La gran superficie baraja instalarse en Rabasa, cerca de San Gabriel, Mutxamel o Sant Joan tras dispararse el precio del suelo en los PAU 1 y 2
Cambio de planes para Ikea y su futuro centro en Alicante. La multinacional sueca del mueble de autoservicio y complementos del hogar a bajo coste baraja cambiar su emplazamiento previsto en la zona de San Blas -entre los PAU 1 y 2- por otro que genere menos problemas de tráfico y evite colapsos en el tramo sur de la Gran Vía, a la altura de los colegios de Salesianos y Maristas.
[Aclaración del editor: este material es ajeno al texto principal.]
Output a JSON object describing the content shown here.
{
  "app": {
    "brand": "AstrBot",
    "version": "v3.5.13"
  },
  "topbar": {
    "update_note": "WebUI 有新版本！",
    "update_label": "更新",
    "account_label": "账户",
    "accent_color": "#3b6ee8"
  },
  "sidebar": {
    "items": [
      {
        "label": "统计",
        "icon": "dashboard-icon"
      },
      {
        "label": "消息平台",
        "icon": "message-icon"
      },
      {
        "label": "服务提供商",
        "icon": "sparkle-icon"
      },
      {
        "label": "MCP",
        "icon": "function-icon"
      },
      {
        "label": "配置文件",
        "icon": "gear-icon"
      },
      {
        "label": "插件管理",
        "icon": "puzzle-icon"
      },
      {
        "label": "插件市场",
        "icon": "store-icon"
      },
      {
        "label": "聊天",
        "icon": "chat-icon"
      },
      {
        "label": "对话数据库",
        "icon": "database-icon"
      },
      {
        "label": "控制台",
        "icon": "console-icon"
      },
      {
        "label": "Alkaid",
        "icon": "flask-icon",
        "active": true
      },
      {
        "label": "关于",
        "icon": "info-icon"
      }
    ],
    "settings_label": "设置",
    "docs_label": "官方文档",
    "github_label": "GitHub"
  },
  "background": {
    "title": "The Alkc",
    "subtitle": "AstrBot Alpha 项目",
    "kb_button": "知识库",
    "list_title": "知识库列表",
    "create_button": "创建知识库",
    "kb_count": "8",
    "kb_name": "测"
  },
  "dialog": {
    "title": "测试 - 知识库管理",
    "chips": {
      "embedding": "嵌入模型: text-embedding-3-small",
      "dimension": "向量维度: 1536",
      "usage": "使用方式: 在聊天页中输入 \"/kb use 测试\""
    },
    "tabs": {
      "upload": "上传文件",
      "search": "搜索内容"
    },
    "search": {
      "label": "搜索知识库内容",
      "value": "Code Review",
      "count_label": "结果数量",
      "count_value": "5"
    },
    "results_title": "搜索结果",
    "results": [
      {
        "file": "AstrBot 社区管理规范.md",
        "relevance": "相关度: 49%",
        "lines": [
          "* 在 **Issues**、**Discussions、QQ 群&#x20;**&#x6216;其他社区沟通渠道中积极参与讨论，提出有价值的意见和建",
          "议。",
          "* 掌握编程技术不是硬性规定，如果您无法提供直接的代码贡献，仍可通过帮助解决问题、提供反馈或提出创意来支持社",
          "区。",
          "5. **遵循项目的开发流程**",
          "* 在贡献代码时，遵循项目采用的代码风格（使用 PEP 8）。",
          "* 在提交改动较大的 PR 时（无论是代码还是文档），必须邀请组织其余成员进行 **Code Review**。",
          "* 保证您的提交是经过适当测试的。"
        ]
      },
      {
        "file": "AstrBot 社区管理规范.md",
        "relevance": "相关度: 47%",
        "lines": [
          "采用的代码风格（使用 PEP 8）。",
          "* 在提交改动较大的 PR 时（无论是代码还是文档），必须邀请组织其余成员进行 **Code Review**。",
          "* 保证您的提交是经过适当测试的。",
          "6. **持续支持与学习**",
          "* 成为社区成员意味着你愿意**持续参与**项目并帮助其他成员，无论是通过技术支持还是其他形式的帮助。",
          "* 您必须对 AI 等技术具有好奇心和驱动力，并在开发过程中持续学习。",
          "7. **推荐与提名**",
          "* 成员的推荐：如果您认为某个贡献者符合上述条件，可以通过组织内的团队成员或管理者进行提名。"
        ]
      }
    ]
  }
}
Así lo confirmaron ayer fuentes municipales, que precisaron que Ikea busca terrenos en otros puntos de la ciudad -concretamente en las inmediaciones del futuro plan Rabasa y entre la autovía de acceso al Puerto y San Gabriel- y de los términos municipales vecinos de Mutxamel y Sant Joan.
En los planes de expansión de este gigante mundial de la distribución figura la apertura de un centro en la ciudad de Alicante en el horizonte de 2011, pero este plazo puede dilatarse por las dificultades planteadas por el Ayuntamiento para evitar congestiones de tráfico, según las mismas fuentes. Para poner en servicio una tienda como la de Murcia, Ikea necesita unos 40.000 m2, pero el Ayuntamiento le exige una superficie total de 100.000 m2 de urbanización para dotar a ese espacio comercial de amplios viales de acceso y otras dotaciones complementarias.
Aunque la multinacional sueca ya tiene suelo reservado entre los PAU 1 y 2, fuentes del sector inmobiliario consideran muy factible su permuta por otro posible emplazamiento. Otra de las razones que han llevado a Ikea a plantearse el traslado es el alto precio que adquieren los terrenos en cuestión desde que anuncia su intención de abrir una tienda. Ya le ocurrió cuando se interesó por el suelo situado frente a Mercalicante en la antigua carretera de Madrid, y ahora se repite la situación. «Queremos que la apertura de Ikea en Alicante permita generar ingresos complementarios para el sector servicios de la ciudad, y que la gente no se limite a comprar los muebles e irse», señalaron ayer las citadas fuentes del Ayuntamiento. «Por ello es clave que la ubicación sea la idónea y no genere colapsos ni atascos».
La solución del tráfico no es la única exigencia municipal, toda vez que el Ayuntamiento también ha reclamado a Ikea que el 80 por ciento de los trabajadores del futuro centro sean de Alicante, al tiempo que prepara un convenio por el que la multinacional se compromete a aportar 2,7 millones de euros para diferentes programas de formación del personal en el ámbito del comercio.